Big Jimbo, kicking his feet and flailing his arms, moved closer to the drowning man, but the force of the waves and the irresistible movement of the skipjack prevented him from making the rescue, and it seemed that Ned Turlock must drown. But on deck Captain Jake was willing to take great risks, so in the midst of the furious squall, he brought his boat around, almost capsizing it, and headed on a tack that would intercept his cousin in the water.

With a giant embrace, Big Jimbo caught the exhausted man, clutched him to his bosom and pressed water from his lungs as the men aboard the
Jessie T
pulled on the rope to drag the two men aboard. At supper that night, after the oysters had been sold and the profits calculated, the six watermen joined hands as Caveny poured out their thanks:

‘Almighty God, Thou didst send the storm much like the one that swamped the fishermen on Galilee, and in Thy wisdom Thou didst sweep our sailor Ned from us. But just as Thou didst rescue Jonah after forty days and forty nights in the belly of the whale, so didst Thou urge our nigger Big Jimbo to dive into the rolling waters to save Ned. St. Patrick, patron saint of fishermen, we thank thee for thy intervention. Greater love hath no man.’

 

When the prayer ended, everyone had objections: ‘The forty days and forty nights were Noah and the ark, not Jonah.’

‘They were both a long time,’ Caveny said. ‘I thought Ned was gone.’

‘Last week you said St. Peter was our patron saint.’

‘A fisherman needs all the help he can get,’ Caveny said.

‘You should of finished the last bit.’ And Captain Jake misquoted, ‘“Greater love hath no man than this, that he lay down his life for his brother.”’

‘I didn’t forget. I just thought Ned might take it unkindly, bein’ told he was brother to a nigger.’

With the near-drowning of Ned Turlock, the suspicion that the
Jessie T
might be a bad-luck boat gained so much credence that Captain Jake found it difficult to enroll a crew. One cynic at the store reminded the men, ‘Like I told you, that skipjack was doomed from the start. Its centerboard is out of whack.

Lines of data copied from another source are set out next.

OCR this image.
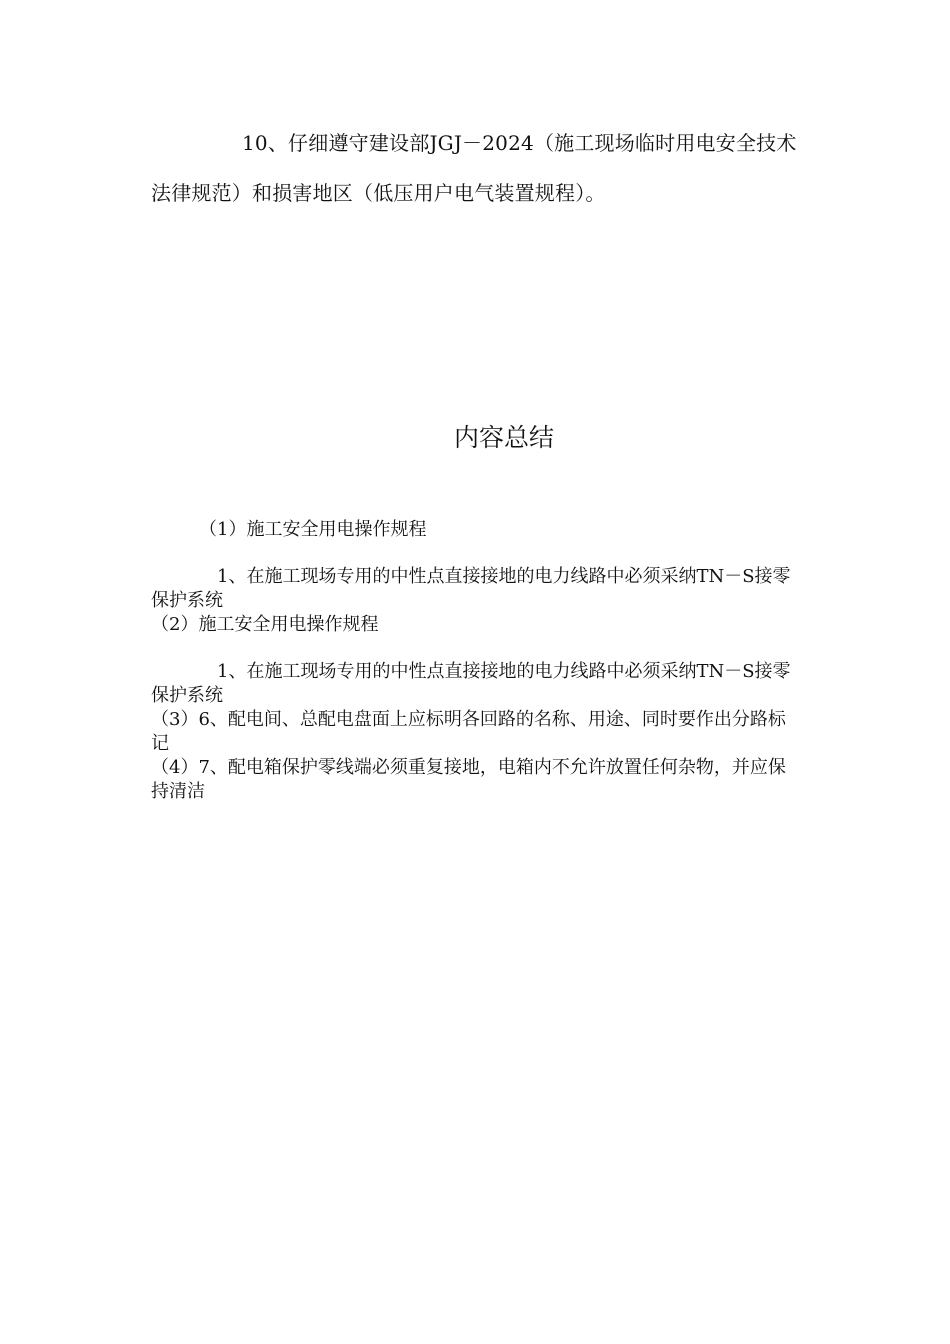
10、仔细遵守建设部JGJ－2024（施工现场临时用电安全技术法律规范）和损害地区（低压用户电气装置规程）。

内容总结

（1）施工安全用电操作规程

1、在施工现场专用的中性点直接接地的电力线路中必须采纳TN－S接零保护系统

（2）施工安全用电操作规程

1、在施工现场专用的中性点直接接地的电力线路中必须采纳TN－S接零保护系统

（3）6、配电间、总配电盘面上应标明各回路的名称、用途、同时要作出分路标记

（4）7、配电箱保护零线端必须重复接地，电箱内不允许放置任何杂物，并应保持清洁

Side-assed, you might say.’

And one of the Turlock boys who sailed in it confided, ‘Thing you really got to watch is Captain Jake. In the fall, when arsters is plentiful, he pays his crew a salary. Come winter, when they ain’t so many arsters, he smiles at you like an angel and says, “Boys, better we work on shares this time.” I ain’t sailin’ with him no more.’

When an Eastern Shore skipjack found itself unable to enroll a crew, it was traditional for the captain to make the big decision, which Captain Jake now did: ‘Caveny, we sail to Baltimore.’

With only Ned and Big Jimbo to help, they headed across the bay, past Lazaretto Light, past Fort McHenry, where the star-spangled banner had flown that troubled night, and into one of the finest small anchorages in the world, Baltimore’s inner harbor. Its merit was threefold: it lay right in the heart of the city; it was surrounded by hotels and stores and warehouses immediately at hand; and it was so protected by their tall
buildings that no storm could imperil a ship docked there. Also, it was a joy for any ship’s cook to enter this harbor, because on the waterfront stood the huge McCormick Spice Company, its odors permeating the area, its shelves crammed with condiments the cooks sought.

As the
Jessie T
approached her wharf in the corner formed by Light Street, where the white steamers docked, and Pratt Street, where the skipjacks tied up and the saloons clustered, Captain Jake warned his companions to be especially alert. ‘We may have to pull out of here in a hurry,’ he said. ‘Jimbo, you guard the boat while Tim and me goes ashore to tend to our business.’